Just as a note, in case people come across this issue later: The best solution – if spaCy absolutely needs to get this right (e.g. if you're analysing marketing slogans or work for McDonalds 😜) – is to post-train the tagger with a few examples. In v2.0, this should be very easy and quick.

ines on 13 Nov 2017

👍2

All 7 comments

Thanks!

honnibal on 9 Aug 2017

Sorry, looks like we forgot to fix this in the tokenizer exceptions for v2.0 – just added it and it will be included in the next model release.

Edit: Going forward, we should probably also solve this for similar words. The variety of -ing words that commonly have this contraction is limited, so including them all in the tokenizer exceptions would be a better solution than defining suffix rules (that may end up causing undesired or unpredictable results).

ines on 9 Nov 2017

I think there is actually not much of words having this contraction commonly. I believe "lovin'" was introduced by Mac Donald a few years ago and stayed until now. This contraction is actually not registered as official ones.

Therefore, I think it might be a solution to assume that it's the only case where it is correct or that this contraction can be made with all 'ing' ending verbs but not to have a list of exceptions.

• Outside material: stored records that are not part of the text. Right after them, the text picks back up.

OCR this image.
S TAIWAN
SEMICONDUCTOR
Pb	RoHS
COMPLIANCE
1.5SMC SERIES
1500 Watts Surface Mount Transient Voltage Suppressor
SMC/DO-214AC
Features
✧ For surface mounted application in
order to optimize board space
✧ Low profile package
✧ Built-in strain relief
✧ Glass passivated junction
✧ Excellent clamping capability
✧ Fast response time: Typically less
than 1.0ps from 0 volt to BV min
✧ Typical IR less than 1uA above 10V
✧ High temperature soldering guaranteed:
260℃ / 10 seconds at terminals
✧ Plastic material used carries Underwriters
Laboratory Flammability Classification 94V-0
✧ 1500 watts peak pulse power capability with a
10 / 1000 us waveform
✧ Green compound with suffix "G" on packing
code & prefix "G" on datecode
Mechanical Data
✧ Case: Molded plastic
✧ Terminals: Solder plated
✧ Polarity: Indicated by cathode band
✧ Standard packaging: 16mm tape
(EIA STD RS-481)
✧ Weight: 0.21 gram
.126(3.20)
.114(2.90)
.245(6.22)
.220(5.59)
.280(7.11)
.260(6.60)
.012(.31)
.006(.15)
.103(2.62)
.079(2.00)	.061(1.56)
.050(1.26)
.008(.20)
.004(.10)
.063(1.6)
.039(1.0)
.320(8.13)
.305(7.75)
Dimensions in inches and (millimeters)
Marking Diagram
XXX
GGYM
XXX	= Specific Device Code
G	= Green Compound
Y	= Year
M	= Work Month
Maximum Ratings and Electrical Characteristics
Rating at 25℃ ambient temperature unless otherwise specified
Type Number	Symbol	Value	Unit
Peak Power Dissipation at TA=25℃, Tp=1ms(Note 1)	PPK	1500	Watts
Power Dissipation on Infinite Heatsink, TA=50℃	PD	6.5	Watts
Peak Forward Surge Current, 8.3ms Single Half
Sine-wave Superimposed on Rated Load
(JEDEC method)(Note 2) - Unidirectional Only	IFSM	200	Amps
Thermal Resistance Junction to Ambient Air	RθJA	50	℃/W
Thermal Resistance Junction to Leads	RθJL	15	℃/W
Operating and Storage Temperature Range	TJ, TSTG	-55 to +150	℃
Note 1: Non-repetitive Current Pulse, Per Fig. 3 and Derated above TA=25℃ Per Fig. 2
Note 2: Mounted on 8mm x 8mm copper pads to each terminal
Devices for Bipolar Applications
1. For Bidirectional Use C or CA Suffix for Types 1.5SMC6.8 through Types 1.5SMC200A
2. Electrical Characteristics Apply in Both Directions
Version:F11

It means making change in the tokenizer. This seems to be doable to have a general rule for it.

MathiasDesch on 9 Nov 2017

👍1

@MathiasDesch Yeah, I agree – the only other common ones I can think of are maybe goin', doin' and havin'... although, if you're working with texts that use these colloquially (and not as part of slogans etc.), the apostrophe is probably also less common. So maybe those forms could be handled in the new norm exceptions, to make sure they receive the same representations as the full forms.

ines on 9 Nov 2017

My PR does not solve the POS related problem though. Lovin' is still predicted as an ADJ

MathiasDesch on 13 Nov 2017

@MathiasDesch Thanks so much for taking this on! And yeah, I assume the model likely hasn't seen any of those words during training, so it makes sense that spaCy still gets it wrong.

ines on 13 Nov 2017

👍2

This thread has been automatically locked since there has not been any recent activity after it was closed. Please open a new issue for related bugs.